Gaussian Splatting

The implementation and comparison of Gaussian Splatting against photogrammetry and NeRFs in Unreal Engine 5 to create real-time hyper-realistic radiance field 3D renders for application in object and environment building.
Project Overview
As technology progresses there is a prevalent need for efficient hyper-detailed 3D models. The aim of this research is to find the most efficient way to create these renders while comparing each method’s viability in creating environments, objects, and a plethora of other comparable workflows. There will also be an understanding built upon how each of these methods impacts hardware performance while creating and also upon viewing. Things such as frame rate, render time, and GPU/CPU temperatures will be measured. A section of this research also hopes to find an innovative way to utilize these technologies such as through mapping to give efficient hyper-realistic street views that are 3D models as opposed to 360 images.
w/ Prof. Nick Heitzman
Gaussian splatting is a way to visualize complex 3D scenes. The process begins from a point cloud. These specific point clouds can then be utilized to create structure from motion. A sparse point cloud can create a structure out of image sequences. These image sequences of the real world create the render's hyper-realistic aspect. At the center of these points, an ellipsoidal object is placed with a variable position, sizing, specularity, transparency, etc. These ellipsoidal objects are Gaussian splats. Further, these Gaussian splats have the technology to implement spherical harmonics. From the reference images, multiple angles are represented and created. These view-dependent angles lend themselves to spherical harmonics. These harmonics enable an object to look different from different angles. The optimization of this technology comes into play when regarding variable density depending on the location and complexity of objects.
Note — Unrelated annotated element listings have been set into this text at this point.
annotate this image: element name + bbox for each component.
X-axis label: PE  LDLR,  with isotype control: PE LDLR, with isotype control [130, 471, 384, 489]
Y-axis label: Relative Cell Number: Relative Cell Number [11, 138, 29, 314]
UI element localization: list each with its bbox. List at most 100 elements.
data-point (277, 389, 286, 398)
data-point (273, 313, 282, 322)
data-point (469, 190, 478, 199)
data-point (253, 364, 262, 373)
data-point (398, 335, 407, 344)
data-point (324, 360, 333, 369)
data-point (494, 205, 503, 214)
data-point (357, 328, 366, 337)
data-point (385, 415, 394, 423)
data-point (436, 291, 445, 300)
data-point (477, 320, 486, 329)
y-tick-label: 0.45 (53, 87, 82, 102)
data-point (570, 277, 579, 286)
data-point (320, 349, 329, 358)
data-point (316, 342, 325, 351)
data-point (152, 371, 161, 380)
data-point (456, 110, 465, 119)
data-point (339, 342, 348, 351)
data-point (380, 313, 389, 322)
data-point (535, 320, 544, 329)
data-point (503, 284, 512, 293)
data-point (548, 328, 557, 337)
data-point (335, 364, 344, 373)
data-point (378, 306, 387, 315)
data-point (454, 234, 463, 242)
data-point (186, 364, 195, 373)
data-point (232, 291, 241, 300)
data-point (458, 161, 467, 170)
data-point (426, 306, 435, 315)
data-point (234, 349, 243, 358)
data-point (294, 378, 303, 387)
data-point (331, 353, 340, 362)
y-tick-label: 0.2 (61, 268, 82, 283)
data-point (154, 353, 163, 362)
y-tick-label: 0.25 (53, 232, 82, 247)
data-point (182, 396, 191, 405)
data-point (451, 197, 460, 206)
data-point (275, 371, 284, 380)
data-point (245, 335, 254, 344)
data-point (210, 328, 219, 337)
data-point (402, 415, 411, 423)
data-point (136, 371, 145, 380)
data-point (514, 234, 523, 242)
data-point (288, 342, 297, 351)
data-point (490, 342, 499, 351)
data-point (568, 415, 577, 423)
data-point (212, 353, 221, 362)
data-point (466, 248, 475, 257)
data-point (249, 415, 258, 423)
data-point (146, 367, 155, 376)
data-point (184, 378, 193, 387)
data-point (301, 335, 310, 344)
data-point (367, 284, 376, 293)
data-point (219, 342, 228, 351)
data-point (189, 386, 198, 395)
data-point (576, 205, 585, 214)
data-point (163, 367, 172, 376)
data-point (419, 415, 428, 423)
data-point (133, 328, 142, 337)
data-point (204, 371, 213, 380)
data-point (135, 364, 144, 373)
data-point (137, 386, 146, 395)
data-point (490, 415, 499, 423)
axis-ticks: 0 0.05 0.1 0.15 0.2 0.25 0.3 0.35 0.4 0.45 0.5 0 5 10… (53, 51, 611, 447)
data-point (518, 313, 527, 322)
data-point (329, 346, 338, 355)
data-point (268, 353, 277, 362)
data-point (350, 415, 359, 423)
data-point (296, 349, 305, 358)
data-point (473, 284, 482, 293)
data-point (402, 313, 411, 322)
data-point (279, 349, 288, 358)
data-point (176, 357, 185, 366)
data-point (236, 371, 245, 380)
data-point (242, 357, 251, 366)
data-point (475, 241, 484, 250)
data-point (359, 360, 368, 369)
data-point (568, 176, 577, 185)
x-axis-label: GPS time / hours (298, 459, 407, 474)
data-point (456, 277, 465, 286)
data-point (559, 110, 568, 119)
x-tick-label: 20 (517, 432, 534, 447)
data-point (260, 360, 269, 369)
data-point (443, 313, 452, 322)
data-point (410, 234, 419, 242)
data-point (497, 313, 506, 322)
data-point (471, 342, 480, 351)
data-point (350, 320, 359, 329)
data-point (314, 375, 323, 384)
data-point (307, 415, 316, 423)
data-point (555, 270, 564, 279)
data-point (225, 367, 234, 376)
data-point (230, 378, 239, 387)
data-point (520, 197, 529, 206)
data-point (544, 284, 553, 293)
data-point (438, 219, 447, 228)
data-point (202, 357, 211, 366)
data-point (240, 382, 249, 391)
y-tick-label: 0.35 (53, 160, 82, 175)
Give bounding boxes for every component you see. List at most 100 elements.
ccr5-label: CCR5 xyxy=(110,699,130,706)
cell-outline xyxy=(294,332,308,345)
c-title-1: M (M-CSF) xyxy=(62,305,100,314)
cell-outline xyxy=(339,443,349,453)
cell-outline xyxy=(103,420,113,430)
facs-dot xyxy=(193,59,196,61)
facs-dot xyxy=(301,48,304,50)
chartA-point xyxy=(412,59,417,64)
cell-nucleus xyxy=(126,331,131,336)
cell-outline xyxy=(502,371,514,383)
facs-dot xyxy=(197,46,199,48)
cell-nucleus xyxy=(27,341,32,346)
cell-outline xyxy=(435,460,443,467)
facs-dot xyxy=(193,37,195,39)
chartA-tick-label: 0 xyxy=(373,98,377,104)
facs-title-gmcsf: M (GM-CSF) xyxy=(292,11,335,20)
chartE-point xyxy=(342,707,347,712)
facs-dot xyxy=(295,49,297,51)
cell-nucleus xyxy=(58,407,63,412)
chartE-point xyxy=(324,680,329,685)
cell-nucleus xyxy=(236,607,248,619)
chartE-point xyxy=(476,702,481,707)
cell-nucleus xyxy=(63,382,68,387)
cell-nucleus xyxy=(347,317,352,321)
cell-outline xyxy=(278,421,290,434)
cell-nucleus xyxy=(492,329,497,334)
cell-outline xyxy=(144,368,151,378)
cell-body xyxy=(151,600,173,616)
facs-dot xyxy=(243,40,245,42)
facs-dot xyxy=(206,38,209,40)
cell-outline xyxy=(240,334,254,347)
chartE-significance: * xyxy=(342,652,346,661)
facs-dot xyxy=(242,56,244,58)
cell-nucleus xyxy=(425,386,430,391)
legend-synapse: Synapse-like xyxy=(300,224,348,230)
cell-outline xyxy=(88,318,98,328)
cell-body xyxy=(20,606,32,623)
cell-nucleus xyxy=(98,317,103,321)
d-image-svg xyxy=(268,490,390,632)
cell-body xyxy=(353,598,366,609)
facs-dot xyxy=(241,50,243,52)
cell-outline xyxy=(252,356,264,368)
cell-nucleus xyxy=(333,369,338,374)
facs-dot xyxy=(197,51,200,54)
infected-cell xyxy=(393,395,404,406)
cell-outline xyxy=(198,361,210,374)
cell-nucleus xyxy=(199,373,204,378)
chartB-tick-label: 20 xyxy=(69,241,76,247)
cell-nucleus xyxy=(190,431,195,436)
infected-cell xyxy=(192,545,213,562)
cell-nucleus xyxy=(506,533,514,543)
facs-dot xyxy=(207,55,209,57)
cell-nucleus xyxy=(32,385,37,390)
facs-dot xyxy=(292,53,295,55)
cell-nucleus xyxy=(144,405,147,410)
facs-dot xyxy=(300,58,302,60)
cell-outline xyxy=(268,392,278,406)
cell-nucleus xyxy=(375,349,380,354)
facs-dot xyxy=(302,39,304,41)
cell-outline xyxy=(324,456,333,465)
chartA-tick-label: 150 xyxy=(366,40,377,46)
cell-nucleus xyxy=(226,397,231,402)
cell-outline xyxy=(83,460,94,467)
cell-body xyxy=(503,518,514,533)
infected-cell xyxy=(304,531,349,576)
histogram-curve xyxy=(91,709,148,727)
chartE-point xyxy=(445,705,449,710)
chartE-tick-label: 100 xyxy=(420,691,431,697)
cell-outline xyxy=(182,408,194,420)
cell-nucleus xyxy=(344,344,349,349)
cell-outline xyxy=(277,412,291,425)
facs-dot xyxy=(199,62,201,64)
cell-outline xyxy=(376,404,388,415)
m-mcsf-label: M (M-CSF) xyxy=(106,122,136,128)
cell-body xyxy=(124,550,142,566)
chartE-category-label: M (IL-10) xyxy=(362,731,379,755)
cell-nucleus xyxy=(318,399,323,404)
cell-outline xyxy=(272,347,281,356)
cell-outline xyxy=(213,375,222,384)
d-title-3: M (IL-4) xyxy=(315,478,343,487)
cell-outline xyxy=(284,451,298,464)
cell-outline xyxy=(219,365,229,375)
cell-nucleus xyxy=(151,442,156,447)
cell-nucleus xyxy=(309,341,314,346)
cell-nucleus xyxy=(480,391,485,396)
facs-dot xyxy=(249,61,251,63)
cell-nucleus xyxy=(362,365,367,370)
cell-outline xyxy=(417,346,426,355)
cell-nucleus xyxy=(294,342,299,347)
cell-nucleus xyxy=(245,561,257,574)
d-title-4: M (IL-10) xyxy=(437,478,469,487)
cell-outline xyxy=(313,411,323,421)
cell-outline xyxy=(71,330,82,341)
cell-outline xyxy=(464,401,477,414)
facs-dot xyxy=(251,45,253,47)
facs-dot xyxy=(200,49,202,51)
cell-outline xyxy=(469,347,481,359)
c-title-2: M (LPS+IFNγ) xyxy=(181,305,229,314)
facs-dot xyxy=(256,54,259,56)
For instance, the sky would have a low density but an object such as a tree would have a high density count and therefore a lot of Guassians in place. This technology is the basis of the research but is not the only available option for creating hyperrealistic 3D objects. Photogrammetry and Nerfs also work in fundamentally different ways to create the same effect. Photogrammetry implements the structure from motion idea discussed earlier. When camera points are combined and set up a 3D mesh can be created from the locations of points. The 3D mesh can then be textured to create a hyper-realistic model. NeRFs are neural radiance fields. These are a system of neural networks that instead of using structure from motion use multi-layer perception. These are now trained systems that can be implemented in different scenarios. This form of 2D to 3D modeling uses a system of progressive rays that are shot through the image to create a 3D shape from comparisons of 2D images.